Interestingly, Demoitis is a common phenomenon among every human being who listens to music. As previously established, It is a musical phenomenon but also doubles as a psychological condition that is caused by excessive consumption of a song, and has a strong
tendency to lead to skewed judgments regarding the quality of a song set to be released – artists, music producers, sound engineers often fall victim here.
The everyday music aficionado may also fall prey to the whims of demoitis as pertains to quality assessment of a song. A music listener who is biased toward a particular record due to repeated listens might find a remix version of the same song as less interesting, even when the case is not so.
How does demoitis impact song release and consumer patronage?
Recording artists are more prone to the trickery of demoitis than any other professional in the recording industry. In fact, If left uncurbed, demoitis can prove very harmful to the career of a music artist as it clouds judgment, and can be very bad for business in the long run.

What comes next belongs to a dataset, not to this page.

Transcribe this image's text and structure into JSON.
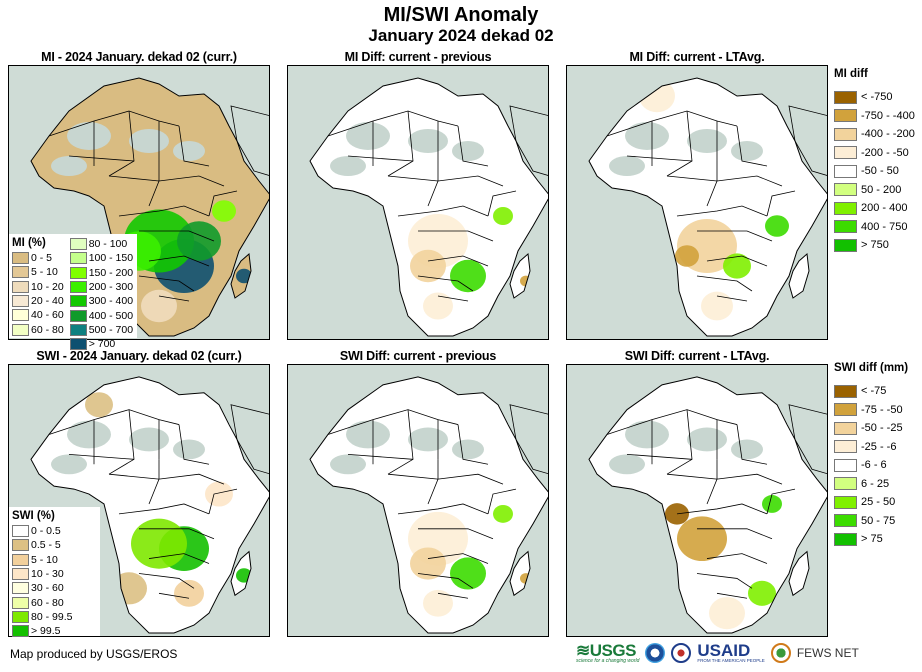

For instance, an artist with demoitis will be unable to properly evaluate the difference between his/her demo recording (which often lacks the necessary plug-ins and faders) and a properly mixed version that has been worked on by a professional music producer or sound engineer and has been further tested for quality assurance through output devices such as sound monitors, car speakers, consumer level speakers, headphones, etc.
The artist would rather stick to the demo version instead, as he or she dogmatically believes the demo is the better version, and if fully convinced, the artist might go on to release such a record,
fully propelled by instincts simply because it sounds right and that should cut it regardless of any professional feedback.
This is where things can get dicey as after release, a discerning listener who might have heard the song on the radio, in a car, or via a music streaming platform would most likely perceive such a record as distasteful or not having quality and might create a wrong impression of the artist to the listener who might now bookmark the work as mediocre, and subsequently, its creator, which ultimately leads to a dwindle in patronage.